Atletico Madrid raste in eine drei Tore Führung zur Halbzeit, bevor Miguel Sierra einen Treffer erzielte, wobei Simeone von der Direktheit seiner Mannschaft begeistert war, trotz der Abwesenheit von Julián Álvarez und Alexander Sørloth.
"Das Engagement, die Identität dessen, wer wir sind und was wir wollen. Wir hatten darüber gesprochen, wir wussten, wo die Ziele und die wichtigen Spiele sind, und glücklicherweise hatten wir etwa 60 sehr gute Minuten mit Tempo und Übergängen, die gut kombiniert haben, mit Spielern, die aus der zweiten Reihe brechen, selbst ohne Julián oder Sorloth," sagte Simeone.
"Nicht über Stürmer zu verfügen bedeutet nicht, dass wir nicht angreifen. Ich bin zufrieden damit, wie das Team das Spiel gelesen hat."
Er lobte auch den wachsenden Einfluss von Álex Baena: "Er wird zu einem echten Spielveränderer. Letztes Jahr hat er auf einem sehr guten Niveau begonnen, wir konnten ihn überall einsetzen. Ohne Zweifel hat ihm die Freude und Emotion der Weltmeisterschaft gut getan. Ich habe ihm gesagt, dass er das Beste aus dem machen muss, was er ist, und genau das werden wir weiterhin von ihm verlangen."
Sevillas Kike Salas, der nach einer Sperre wieder in der Startelf war, fühlte, dass seine Mannschaft trotz des Ergebnisses mehr aus dem Spiel hätte herausholen müssen.
"In der ersten Halbzeit haben wir das Pressing nicht gut verwaltet. Sie waren sehr scharf.

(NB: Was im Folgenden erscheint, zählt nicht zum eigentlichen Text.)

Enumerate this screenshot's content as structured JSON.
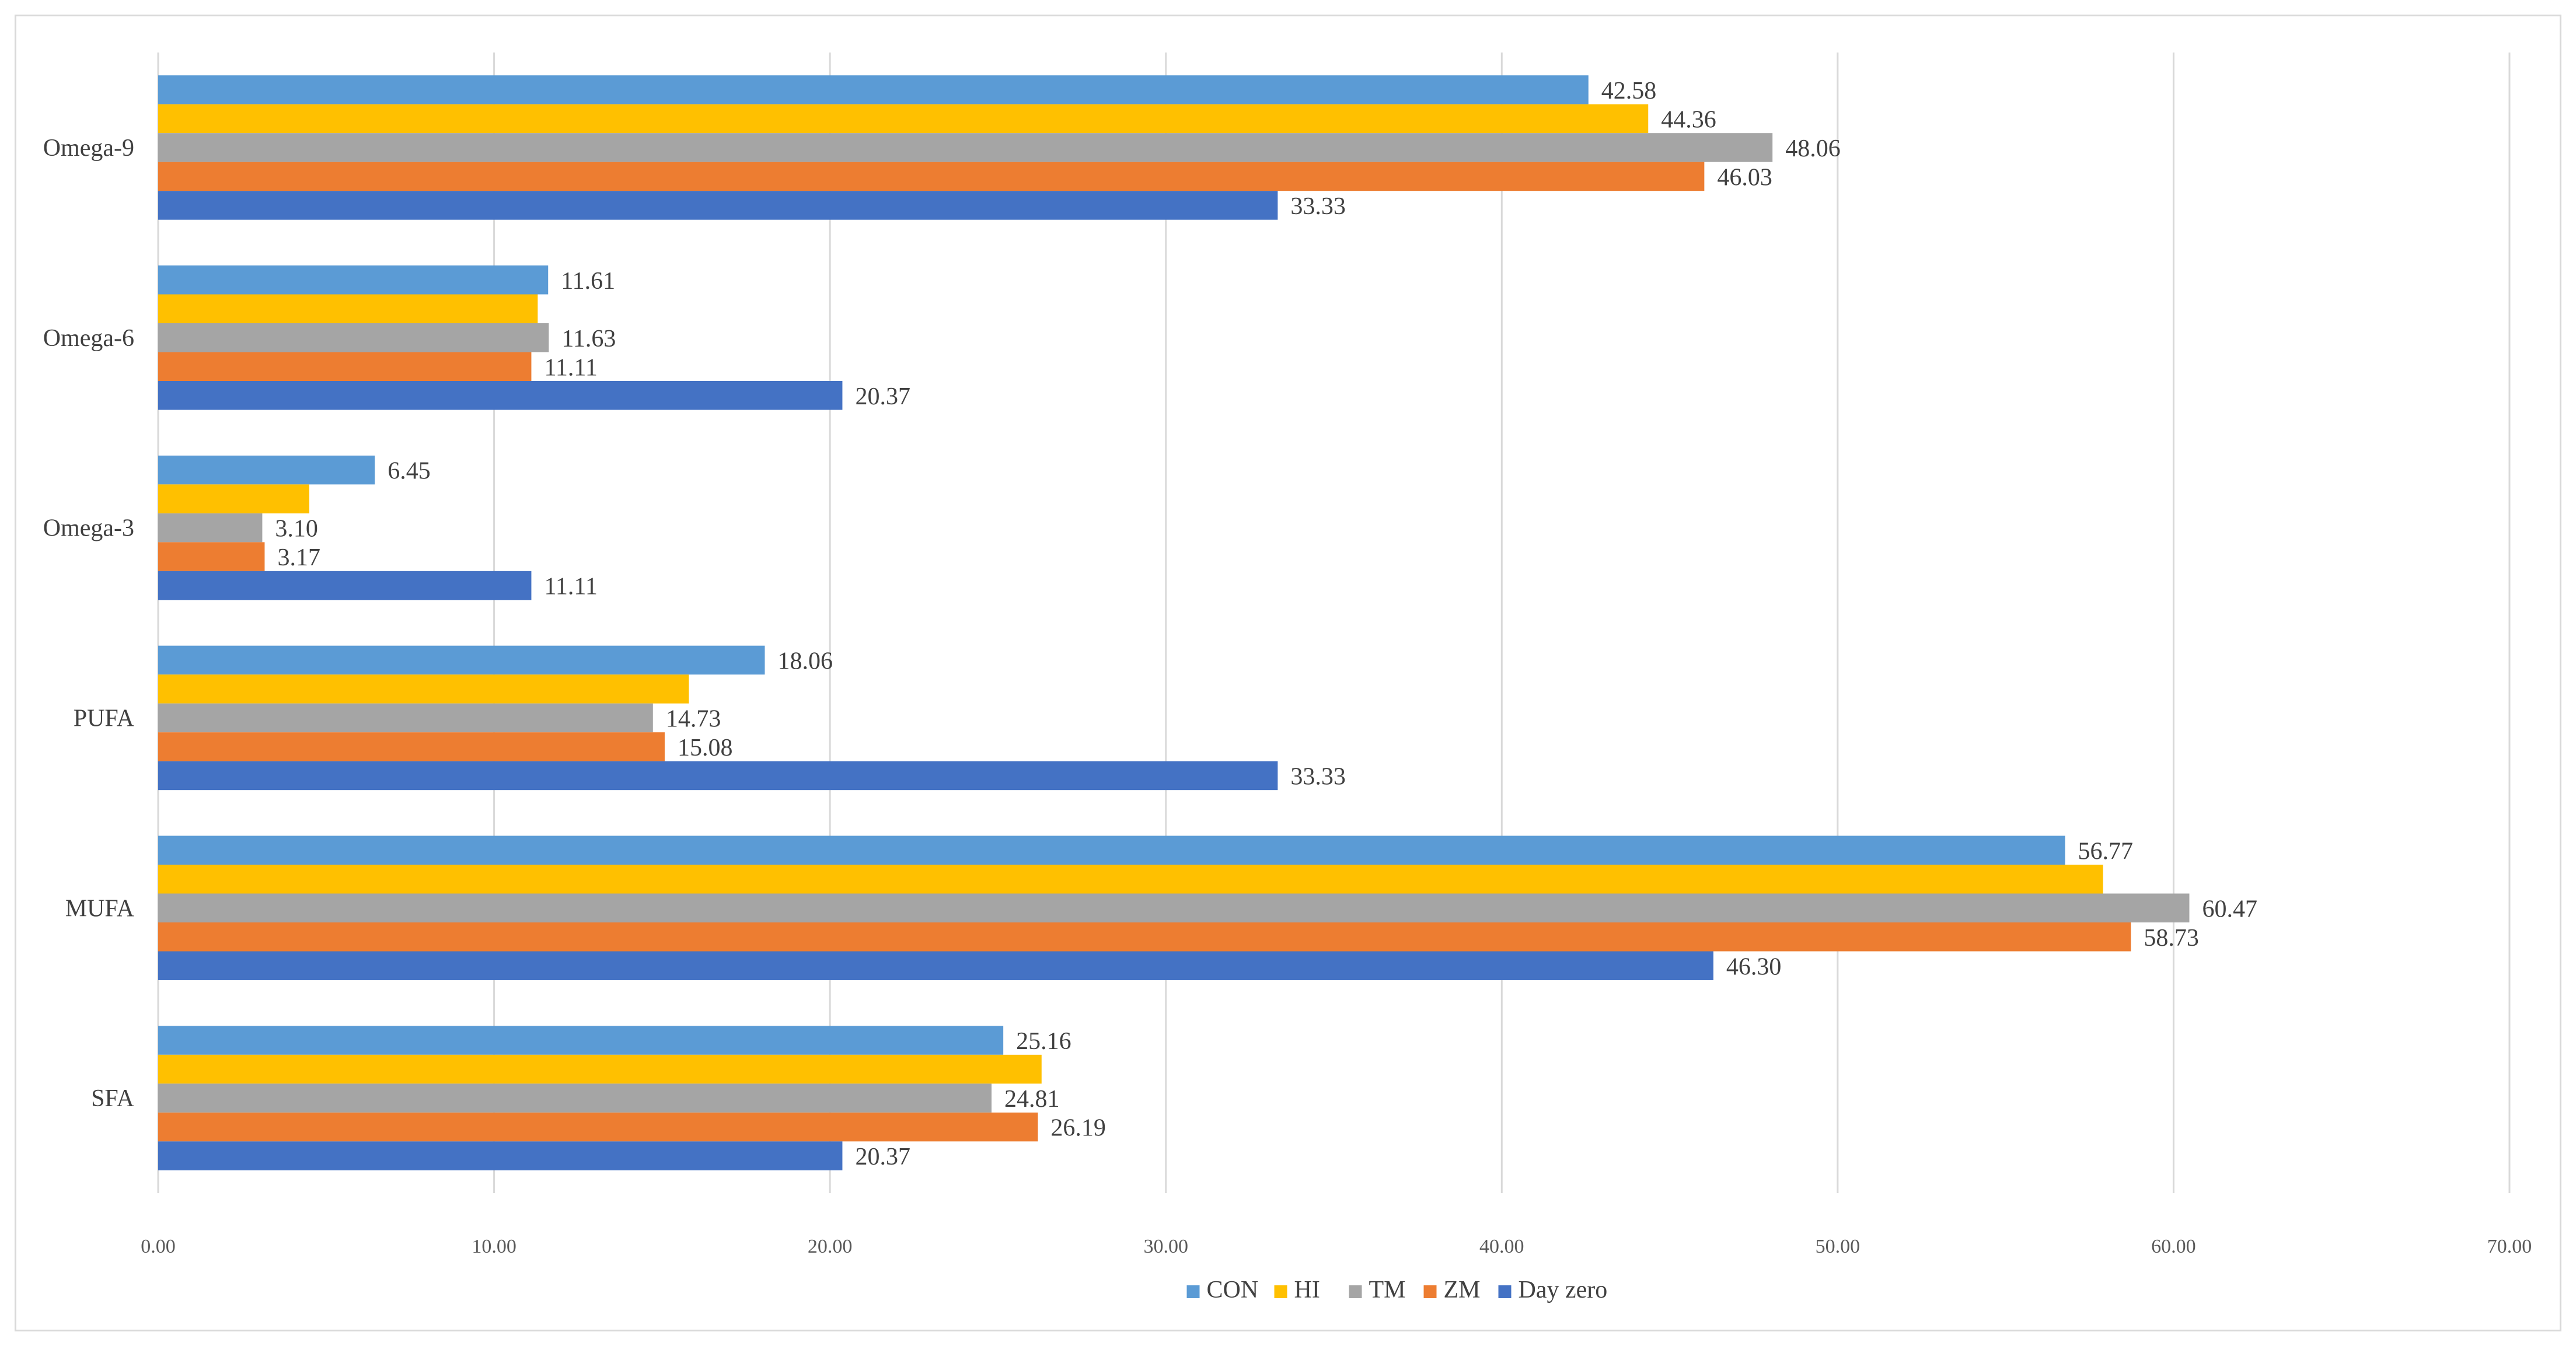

Sie sind ein großartiges Team, und wenn man kleine Fehler macht, lassen sie einen dafür bezahlen. In der zweiten Halbzeit hat das Team alles gegeben, wir waren solider und das Tor hat uns zurück ins Spiel gebracht," sagte Salas. "Ich denke, das Team hat alles gegeben und darüber bin ich glücklich."
Salas war auch in einen umstrittenen Elfmeterpfiff verwickelt, der nicht überprüft wurde.
"Ich berühre den Ball und spüre ihn klar von hinten treffen - sonst würde ich nicht fallen. Ich weiß nicht, wie das nicht überprüft wurde, aber sie sagen mir, es war nicht genug. Offensichtlich trifft er mich, ich falle und kann die Aktion nicht fortsetzen. Es ist eine Entscheidung, mit der ich nicht einverstanden bin, aber wir müssen sie akzeptieren," sagte er.
Sevillas Trainer Luis García Plaza war in seiner Einschätzung des Vorfalls deutlich schärfer.
"Es ist ein Elfmeter. Neulich haben sie einen riesen Aufstand wegen der roten Karte gemacht, die vielleicht keine war, also hoffe ich, dass sie auch diese Aktion in LaLigas Überprüfung zeigen. Es war ein sehr klarer Elfmeter," sagte er. Zum taktischen Bild wies García Plaza auf die veränderte Formation von Atlético als das Hauptproblem hin: "Sie haben uns mit Baena zwischen den Linien sehr wehgetan, denn in den ersten beiden Spielen hatten sie nie so gespielt, mit einem Diamanten im Mittelfeld und zwei sehr breiten Flügelspielern, ohne echten Stürmer. Trotz der Tatsache, dass ich Kike und Castrín von Anfang an gesagt habe, dass sie Baena schließen müssen, haben wir das nie richtig angepasst."
Zum bevorstehenden Ende des Marktes fügte er hinzu: "Der Verkauf von Óso lässt uns sehr wenig Spielraum. Ich verstehe die Regeln nicht ganz, aber mit diesem Geld wird es schwer sein, einen Ersatz zu finden."